I use Google Apps daily and the desktop Microsoft Office almost as often. There are still many tasks that Google's online tools can't handle, but Google's offerings do let me access and edit documents anywhere. Why not use Office Web Apps instead? Well, by the time it became available, I had already accumulated almost half a decade's worth of documents on Google's servers.
Though my workplace uses Google Apps for Business, I also lean on the consumer Docs and Spreadsheets for personal purposes, such as for journals and all sorts of lists. I rarely need the fancy formatting that Microsoft Word or PowerPoint offers, or the deep calculations and million rows of data that an Excel spreadsheet provides. Nor do I crave a unified communications tool such as Microsoft Lync. Google and Skype permit video chat, and scores of screen-sharing and online meeting services are free. But my needs are specifically those of an editor brokering mostly in plain text. An engineer at a solar-panel start-up might not be able to function without Excel on her PC.
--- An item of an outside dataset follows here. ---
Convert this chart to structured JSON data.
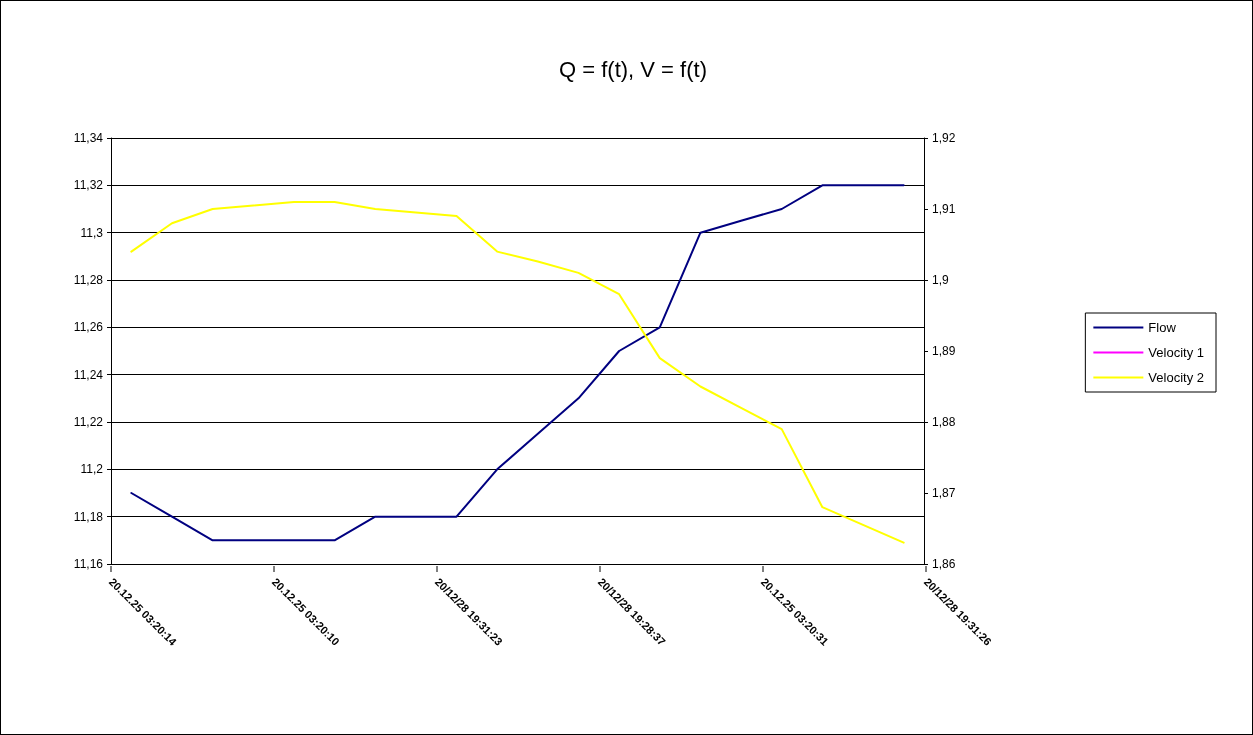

Microsoft can "win" this cloud battle by attracting more users than Google, which it can accomplish simply by convincing many existing Microsoft customers to adopt Office 365. However, its many moving pieces and even its pricing structure are more complex than are those for Google Apps for Business. If you want to get started quickly with a cloud package and don't need features as rich as Microsoft's, Google's option is friendlier.
Ultimately, Microsoft's package is probably a better choice for companies seeking a more formal, polished face on communications. But Google Apps for Business feels like a more natural choice for companies that do most of their work online.